A survey is a simple but powerful tool for those who will use it.

A survey of community attitudes provides a community mirror . It will enable us to see ourselves, our differences and our similarities more clearly.

It is hard to deny the truth about yourself when you are looking at a mirror. A well-done survey is a good mirror. It is a mirror that will disclose both good news and bad news.

An annual survey will also allow us to keep score. After a few years we will have trend lines that will tell us whether we are moving and in which direction.

Although we can claim significant progress in the last half century, we should never doubt that we can lose ground , particularly if we are inattentive.

My hope is that in 7 – 10 years we will have done so well, documented by our annual surveys, that someone in the national media will do a story about how good race relations are in the heart of Arkansas.

Why Did We Invite Religious Leaders?

Why did we invite you this year? (Incidentally, we don’t know who we will invite next year and would welcome your suggestions on that or other points for next year’s release of the survey results.) But why were you first?

Racial discrimination is ultimately a matter of the heart.

Matters of the heart matter to you.

You understand that people have to face a problem to fix it and you try to help them face their problems.

Given the work you are devoted to, day in and day out, we had a hunch that you might be the group most interested in the data and information we were going to supply.

We also had a hunch that you might use it more than anyone else.

Those of you with pulpits help set the tone, the mood, in our community. No single group of influentials in our community has the number of recurring opportunities that you do to lead on this difficult issue.

You come from a variety of situations, and I would not presume to tell you how you should do your jobs. But as you minister to your respective flocks, I hope that what we are doing here today will cause you to find a way, appropriate to your situation, to make the issue of race in our community a recurring item on your agenda.

I repeat, our community has to face it to fix it. You are well-positioned to help the community face it.and fix it.

To End on an Optimistic Note

Let me end on an optimistic note.

We are, all of us, one people. Our racial category is human. We are all made in the image of God. We ought to treat each other accordingly.

But too often we don’t, because of race. There is still much to do.

Leaders can make a better future come sooner.

I expect that we will be wrestling with this problem a good distance into the future, and that we will experience discouragement and setbacks along the way.

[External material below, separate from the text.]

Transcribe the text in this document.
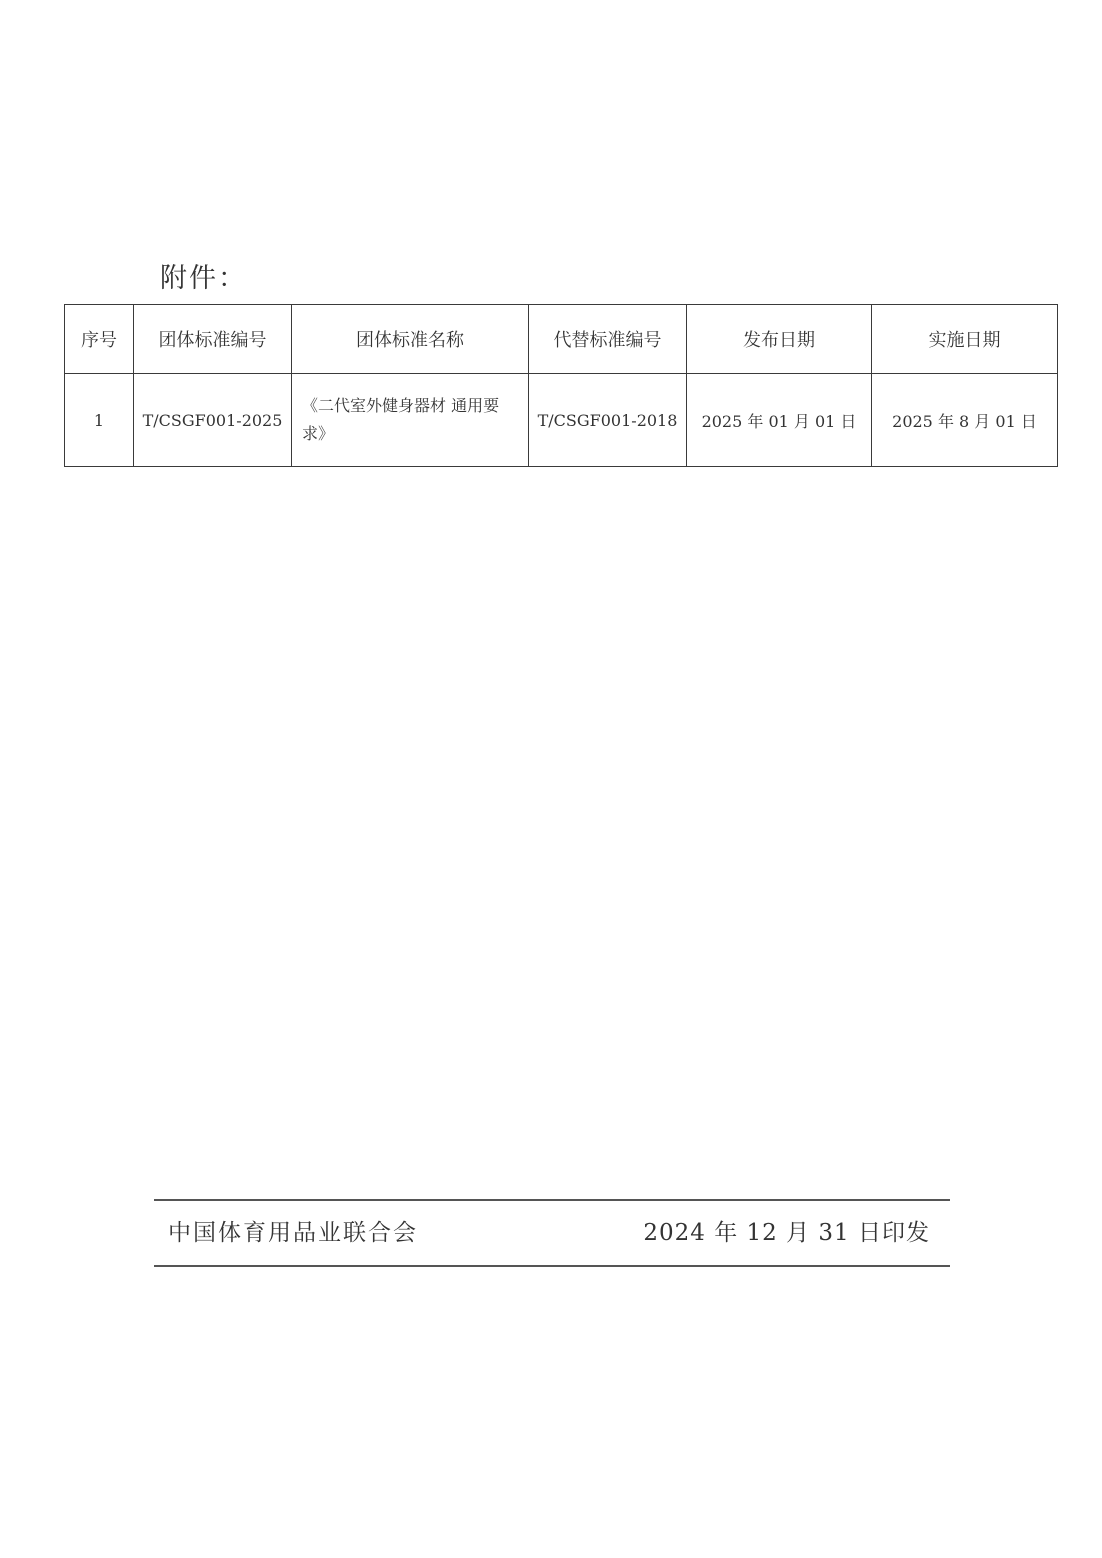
附件：
序号	团体标准编号	团体标准名称	代替标准编号	发布日期	实施日期
1	T/CSGF001-2025	《二代室外健身器材 通用要求》	T/CSGF001-2018	2025 年 01 月 01 日	2025 年 8 月 01 日
中国体育用品业联合会	2024 年 12 月 31 日印发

But when I am tempted to become discouraged on a big issue, including this one, here are the thoughts that press into my mind:

Even near the end of the 1980′s, just before it happened, I do not believe any responsible person clearly foresaw the fall of Berlin Wall, which trumpeted the end of Communism and the Cold War. Nor did anyone foresee the freeing of Nelson Mandela from prison and the peaceful transfer of power from whites to blacks in South Africa , with Mandela becoming President. These were both wonderful developments that, before they occurred, were generally viewed as dreams of those given to fantasy.

These events tell me that if together we join this most difficult and persistent issue, and if we join it in our community for the long haul .who knows, we might someday realize a sudden breakthrough followed by rapid progress. Isn’t that a wonderful thought?!

But we have to face it to fix it. So let’s look into that mirror.